VII. Web Analysis by Matomo (Cookieless)
1. Scope of Processing
We use the open-source software tool Matomo to analyze surfing behavior. We have configured Matomo so that no tracking cookies are stored on your device. The data collected includes: truncated IP address, accessed website, referrer, subpages, length of stay, and frequency of access. IP addresses are masked before storage (e.g., 192.168.xxx.xxx), making personal identification impossible. The software runs exclusively on our website’s servers. Data is not passed on to third parties.
2. Legal Basis and Purpose
The legal basis for processing is Art. 6 (1) lit. f GDPR. The processing allows us to analyze surfing behavior to improve the website. IP anonymization and the omission of cookies sufficiently account for the protection of personal data.
3. Right to Object (Opt-Out)
If you do not agree to the storage and evaluation of this data, you can object to the storage and use at any time with a click below. In this case, an opt-out cookie will be placed in your browser, which means Matomo will not collect any session data. [Developer Note: Ensure the Matomo Opt-Out iFrame is embedded here!]
VIII. Rights of the Data Subject
You have the following rights regarding your personal data:
Right of Access: You have the right to request information about your personal data processed by us (Art. 15 GDPR).
Right to Rectification: You have the right to immediately request the correction of incorrect or completion of your data stored by us (Art. 16 GDPR).
Right to Erasure: You have the right to request the deletion of your data, unless processing is necessary to exercise the right to freedom of expression, to fulfill a legal obligation, or to assert legal claims (Art. 17 GDPR).

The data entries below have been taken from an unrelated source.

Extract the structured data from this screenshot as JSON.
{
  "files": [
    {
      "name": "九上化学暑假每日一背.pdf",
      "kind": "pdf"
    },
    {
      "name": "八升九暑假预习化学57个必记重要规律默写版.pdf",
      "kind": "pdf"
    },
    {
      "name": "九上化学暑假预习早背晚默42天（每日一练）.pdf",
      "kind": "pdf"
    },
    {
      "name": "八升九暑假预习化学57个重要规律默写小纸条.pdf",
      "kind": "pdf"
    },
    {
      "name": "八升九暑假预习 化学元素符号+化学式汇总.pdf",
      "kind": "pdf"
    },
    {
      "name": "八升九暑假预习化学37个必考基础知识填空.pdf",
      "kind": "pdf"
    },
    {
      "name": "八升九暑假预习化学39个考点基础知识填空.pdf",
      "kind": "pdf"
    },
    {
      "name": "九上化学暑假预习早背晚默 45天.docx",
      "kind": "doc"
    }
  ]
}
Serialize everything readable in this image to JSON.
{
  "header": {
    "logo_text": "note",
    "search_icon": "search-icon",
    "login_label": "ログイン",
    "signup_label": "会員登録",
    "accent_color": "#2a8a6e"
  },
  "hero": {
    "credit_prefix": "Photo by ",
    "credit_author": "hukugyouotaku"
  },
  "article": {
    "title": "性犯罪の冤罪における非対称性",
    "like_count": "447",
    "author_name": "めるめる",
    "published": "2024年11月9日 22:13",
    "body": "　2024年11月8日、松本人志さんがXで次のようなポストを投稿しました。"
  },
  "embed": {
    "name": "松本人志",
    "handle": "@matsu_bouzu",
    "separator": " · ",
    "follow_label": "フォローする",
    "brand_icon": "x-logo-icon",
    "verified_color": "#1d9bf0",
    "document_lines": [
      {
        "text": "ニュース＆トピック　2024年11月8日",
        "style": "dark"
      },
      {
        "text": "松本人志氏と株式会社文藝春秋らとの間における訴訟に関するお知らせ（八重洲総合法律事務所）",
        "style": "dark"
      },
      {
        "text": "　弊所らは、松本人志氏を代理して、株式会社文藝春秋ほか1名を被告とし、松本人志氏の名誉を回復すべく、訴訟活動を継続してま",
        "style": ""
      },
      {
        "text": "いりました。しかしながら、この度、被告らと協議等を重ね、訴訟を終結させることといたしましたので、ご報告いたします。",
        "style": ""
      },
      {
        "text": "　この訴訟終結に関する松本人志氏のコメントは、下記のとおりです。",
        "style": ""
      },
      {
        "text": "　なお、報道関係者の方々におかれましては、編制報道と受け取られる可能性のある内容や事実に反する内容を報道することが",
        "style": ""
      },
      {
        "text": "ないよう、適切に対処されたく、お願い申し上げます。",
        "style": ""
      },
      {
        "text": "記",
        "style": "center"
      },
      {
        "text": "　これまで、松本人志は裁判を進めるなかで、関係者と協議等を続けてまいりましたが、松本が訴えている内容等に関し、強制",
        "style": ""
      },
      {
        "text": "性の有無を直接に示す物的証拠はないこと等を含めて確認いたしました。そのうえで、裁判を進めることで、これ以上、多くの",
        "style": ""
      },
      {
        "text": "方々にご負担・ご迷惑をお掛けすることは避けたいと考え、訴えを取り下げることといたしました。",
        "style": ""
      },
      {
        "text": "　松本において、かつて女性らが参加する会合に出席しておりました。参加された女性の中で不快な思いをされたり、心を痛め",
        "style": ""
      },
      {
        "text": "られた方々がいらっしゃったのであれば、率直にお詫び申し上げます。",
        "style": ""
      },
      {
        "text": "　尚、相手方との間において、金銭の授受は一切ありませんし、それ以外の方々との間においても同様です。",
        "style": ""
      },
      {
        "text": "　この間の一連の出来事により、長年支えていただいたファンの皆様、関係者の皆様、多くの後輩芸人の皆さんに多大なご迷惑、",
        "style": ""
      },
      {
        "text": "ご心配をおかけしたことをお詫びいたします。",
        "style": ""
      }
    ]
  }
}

Right to Restriction of Processing: You can request the restriction of processing if you dispute the accuracy of the data or the processing is unlawful (Art. 18 GDPR).
Right to Data Portability: You have the right to receive your data in a structured, common, and machine-readable format or to request transmission to another controller (Art. 20 GDPR).
Right to Withdraw Consent: You can withdraw your consent at any time (Art. 7 (3) GDPR).
Right to Object: You have the right to object to processing at any time, provided the processing is based on legitimate interests (Art. 21 GDPR).
Right to Lodge a Complaint: You have the right to complain to a data protection supervisory authority (Art. 77 GDPR).